Campbell is survived by her husband, Daniel Papkin, and 10-year-old son, Oliver. Her cousin Sarah Wessling has set up a GoFundMe page to help with expenses and provide for Oliver’s future. She writes on the page:
“A true adventurer in every sense of the word, Jessica packed a staggering amount of experiences into her tragically short lifetime. Listening to her talk, excitedly recounting her tales at a mile-a-minute, one could be forgiven for thinking ‘is this b*tch for real?’ But she was in fact for real and there was no one else like her. Traveling the world, acting, becoming a doctor, being Mom to the coolest kid ever; these bucket list items wove the quotidian fabric of her reality. Her passion for life and the people in it was astounding.

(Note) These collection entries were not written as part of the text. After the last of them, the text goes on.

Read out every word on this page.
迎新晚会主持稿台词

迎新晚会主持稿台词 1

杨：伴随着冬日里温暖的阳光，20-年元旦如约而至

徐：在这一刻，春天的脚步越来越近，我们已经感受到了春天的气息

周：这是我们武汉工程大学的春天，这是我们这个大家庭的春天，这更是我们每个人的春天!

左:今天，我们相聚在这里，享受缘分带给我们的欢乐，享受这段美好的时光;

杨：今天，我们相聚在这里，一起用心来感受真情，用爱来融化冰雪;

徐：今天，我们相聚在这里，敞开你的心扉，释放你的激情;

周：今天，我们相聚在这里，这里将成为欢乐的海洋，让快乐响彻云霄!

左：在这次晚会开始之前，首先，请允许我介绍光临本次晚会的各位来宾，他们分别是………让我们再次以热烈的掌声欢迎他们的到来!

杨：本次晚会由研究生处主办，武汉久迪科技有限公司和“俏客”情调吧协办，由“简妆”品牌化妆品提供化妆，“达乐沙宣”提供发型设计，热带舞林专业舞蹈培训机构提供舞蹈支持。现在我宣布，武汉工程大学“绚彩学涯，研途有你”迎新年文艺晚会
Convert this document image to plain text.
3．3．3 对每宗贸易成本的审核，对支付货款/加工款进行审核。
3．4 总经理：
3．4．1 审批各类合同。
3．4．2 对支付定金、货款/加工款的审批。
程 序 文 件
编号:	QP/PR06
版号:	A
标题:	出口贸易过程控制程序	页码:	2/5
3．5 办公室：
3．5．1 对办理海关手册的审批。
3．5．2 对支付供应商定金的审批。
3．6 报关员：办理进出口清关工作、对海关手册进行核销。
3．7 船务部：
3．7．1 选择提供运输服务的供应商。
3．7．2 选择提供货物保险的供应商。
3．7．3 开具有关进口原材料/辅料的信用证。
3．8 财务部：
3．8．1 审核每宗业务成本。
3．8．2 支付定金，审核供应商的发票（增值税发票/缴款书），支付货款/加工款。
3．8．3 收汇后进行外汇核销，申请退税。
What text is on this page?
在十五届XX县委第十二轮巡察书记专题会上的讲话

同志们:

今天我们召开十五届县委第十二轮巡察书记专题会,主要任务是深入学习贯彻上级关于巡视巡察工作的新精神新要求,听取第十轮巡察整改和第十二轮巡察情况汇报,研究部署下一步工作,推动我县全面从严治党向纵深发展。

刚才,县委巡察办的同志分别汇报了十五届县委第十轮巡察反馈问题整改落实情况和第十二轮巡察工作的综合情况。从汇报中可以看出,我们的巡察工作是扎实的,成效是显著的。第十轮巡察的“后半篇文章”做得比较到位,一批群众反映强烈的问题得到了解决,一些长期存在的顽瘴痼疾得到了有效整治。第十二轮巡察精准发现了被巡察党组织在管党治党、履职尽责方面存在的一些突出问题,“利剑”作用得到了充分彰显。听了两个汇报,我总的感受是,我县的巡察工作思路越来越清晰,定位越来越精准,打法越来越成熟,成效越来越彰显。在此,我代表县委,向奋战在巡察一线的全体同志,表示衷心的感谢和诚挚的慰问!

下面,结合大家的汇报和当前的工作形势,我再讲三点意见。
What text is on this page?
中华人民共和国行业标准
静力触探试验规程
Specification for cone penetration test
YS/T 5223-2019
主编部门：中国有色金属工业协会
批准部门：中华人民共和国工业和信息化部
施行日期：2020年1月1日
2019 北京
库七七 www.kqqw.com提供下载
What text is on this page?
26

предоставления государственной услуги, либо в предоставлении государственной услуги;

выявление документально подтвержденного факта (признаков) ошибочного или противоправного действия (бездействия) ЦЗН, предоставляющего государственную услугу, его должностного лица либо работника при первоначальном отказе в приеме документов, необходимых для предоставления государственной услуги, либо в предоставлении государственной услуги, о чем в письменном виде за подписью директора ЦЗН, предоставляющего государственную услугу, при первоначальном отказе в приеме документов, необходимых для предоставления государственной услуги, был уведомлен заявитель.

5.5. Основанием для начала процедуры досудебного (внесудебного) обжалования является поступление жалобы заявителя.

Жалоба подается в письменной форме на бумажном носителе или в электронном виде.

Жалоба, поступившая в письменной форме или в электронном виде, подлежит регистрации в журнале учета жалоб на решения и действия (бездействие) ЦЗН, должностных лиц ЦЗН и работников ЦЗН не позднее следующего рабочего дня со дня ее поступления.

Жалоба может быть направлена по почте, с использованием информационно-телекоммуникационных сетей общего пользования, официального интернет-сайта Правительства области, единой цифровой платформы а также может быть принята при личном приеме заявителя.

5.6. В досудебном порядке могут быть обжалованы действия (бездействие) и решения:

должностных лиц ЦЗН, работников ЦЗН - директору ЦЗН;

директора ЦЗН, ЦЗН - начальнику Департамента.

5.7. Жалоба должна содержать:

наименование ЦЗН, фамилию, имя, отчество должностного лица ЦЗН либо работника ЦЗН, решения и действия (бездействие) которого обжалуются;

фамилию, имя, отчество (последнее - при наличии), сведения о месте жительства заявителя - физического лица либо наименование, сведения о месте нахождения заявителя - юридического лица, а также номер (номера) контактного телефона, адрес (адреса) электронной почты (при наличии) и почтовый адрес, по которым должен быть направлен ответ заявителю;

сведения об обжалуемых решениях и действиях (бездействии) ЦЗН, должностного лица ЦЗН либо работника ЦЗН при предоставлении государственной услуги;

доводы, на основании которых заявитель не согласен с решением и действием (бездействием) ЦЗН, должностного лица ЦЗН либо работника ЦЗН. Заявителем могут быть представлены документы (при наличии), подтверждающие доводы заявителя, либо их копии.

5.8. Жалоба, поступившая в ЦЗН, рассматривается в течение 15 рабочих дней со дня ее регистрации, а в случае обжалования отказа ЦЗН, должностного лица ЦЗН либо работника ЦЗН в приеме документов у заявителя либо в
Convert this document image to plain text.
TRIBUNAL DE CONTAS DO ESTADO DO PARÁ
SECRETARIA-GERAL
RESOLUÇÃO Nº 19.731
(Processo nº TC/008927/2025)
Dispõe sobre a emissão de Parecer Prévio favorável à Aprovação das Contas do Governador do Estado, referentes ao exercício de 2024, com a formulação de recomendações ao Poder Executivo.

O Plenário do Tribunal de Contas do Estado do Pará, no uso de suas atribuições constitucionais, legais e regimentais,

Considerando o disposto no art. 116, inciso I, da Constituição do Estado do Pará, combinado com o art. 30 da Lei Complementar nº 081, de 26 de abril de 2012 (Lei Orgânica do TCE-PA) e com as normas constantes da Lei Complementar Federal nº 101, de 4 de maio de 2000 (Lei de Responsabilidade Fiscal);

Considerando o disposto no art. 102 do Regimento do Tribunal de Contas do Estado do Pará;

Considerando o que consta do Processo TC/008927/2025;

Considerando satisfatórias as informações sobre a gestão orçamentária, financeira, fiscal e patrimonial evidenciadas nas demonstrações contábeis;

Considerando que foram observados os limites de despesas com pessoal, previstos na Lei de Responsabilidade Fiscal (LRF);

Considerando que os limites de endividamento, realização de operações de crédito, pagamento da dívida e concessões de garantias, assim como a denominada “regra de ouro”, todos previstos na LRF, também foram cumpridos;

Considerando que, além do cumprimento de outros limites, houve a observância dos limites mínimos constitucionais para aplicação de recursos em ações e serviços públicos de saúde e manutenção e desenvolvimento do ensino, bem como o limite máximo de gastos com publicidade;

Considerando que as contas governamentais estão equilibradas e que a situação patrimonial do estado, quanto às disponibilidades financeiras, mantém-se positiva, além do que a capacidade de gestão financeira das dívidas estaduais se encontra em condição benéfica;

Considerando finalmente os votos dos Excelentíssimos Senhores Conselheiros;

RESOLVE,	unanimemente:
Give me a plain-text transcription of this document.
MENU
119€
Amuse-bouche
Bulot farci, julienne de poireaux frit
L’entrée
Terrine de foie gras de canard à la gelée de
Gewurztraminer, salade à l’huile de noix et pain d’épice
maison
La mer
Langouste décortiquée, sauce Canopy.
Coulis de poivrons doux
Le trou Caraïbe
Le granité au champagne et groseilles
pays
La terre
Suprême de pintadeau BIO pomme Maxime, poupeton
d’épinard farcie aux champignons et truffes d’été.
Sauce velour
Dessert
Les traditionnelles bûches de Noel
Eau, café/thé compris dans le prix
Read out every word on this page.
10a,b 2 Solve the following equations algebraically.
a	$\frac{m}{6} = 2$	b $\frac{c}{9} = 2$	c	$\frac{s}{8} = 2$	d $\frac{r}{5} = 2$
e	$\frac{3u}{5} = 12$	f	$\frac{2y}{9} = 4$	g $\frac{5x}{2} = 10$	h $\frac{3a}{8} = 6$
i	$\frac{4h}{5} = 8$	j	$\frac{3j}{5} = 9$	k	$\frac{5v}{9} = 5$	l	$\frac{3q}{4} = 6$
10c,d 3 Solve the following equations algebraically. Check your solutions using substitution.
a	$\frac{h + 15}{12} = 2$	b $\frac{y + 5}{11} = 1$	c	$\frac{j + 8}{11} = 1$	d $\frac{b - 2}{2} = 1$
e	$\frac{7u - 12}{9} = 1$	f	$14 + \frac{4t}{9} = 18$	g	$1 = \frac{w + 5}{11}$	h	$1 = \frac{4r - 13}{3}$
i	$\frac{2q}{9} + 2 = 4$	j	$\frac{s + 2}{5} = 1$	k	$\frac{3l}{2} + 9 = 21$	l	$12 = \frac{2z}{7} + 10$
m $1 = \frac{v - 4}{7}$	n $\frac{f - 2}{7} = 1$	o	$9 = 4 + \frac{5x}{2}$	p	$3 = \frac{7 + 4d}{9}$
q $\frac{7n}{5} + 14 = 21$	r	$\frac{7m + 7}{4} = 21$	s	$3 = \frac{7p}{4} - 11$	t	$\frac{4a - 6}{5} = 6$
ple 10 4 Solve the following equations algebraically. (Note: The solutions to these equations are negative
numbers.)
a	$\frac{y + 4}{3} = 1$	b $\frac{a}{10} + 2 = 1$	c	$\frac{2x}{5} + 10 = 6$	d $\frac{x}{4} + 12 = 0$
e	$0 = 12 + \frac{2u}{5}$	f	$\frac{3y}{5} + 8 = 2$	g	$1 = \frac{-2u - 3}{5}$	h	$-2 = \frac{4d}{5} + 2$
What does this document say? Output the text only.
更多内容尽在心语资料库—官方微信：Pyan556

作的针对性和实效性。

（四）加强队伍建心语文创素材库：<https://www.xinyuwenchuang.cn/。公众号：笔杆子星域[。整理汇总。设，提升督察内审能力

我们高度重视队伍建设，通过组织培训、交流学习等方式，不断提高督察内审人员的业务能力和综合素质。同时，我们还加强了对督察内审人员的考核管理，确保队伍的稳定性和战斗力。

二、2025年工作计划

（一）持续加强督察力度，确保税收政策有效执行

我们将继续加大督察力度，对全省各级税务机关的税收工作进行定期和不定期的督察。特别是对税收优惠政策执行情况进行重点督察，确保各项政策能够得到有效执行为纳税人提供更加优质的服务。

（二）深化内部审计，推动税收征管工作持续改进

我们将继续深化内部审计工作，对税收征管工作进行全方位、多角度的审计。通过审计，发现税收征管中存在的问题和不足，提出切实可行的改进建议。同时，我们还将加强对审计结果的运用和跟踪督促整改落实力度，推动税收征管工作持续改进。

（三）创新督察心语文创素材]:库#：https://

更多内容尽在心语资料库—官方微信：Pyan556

“In addition to the impressive energy she poured into her own life, Jessica, on multiple occasions, dropped everything to travel across state lines and care for her loved ones in need. She was fun, she was loud, she was compassionate and loyal; no matter what she did, she was always uniquely Jessica. Our phone chat is full of hilariously inappropriate memes. She could always be counted on as the instigator of, or at the very least a willing accomplice to, various forms of mischief and hijinks.
“To know her is to have an over-the-top story involving her. To know her is to have known true friendship.”
In the coming weeks, Cinema St. Louis will post a video tribute to Campbell by Peter Carlos.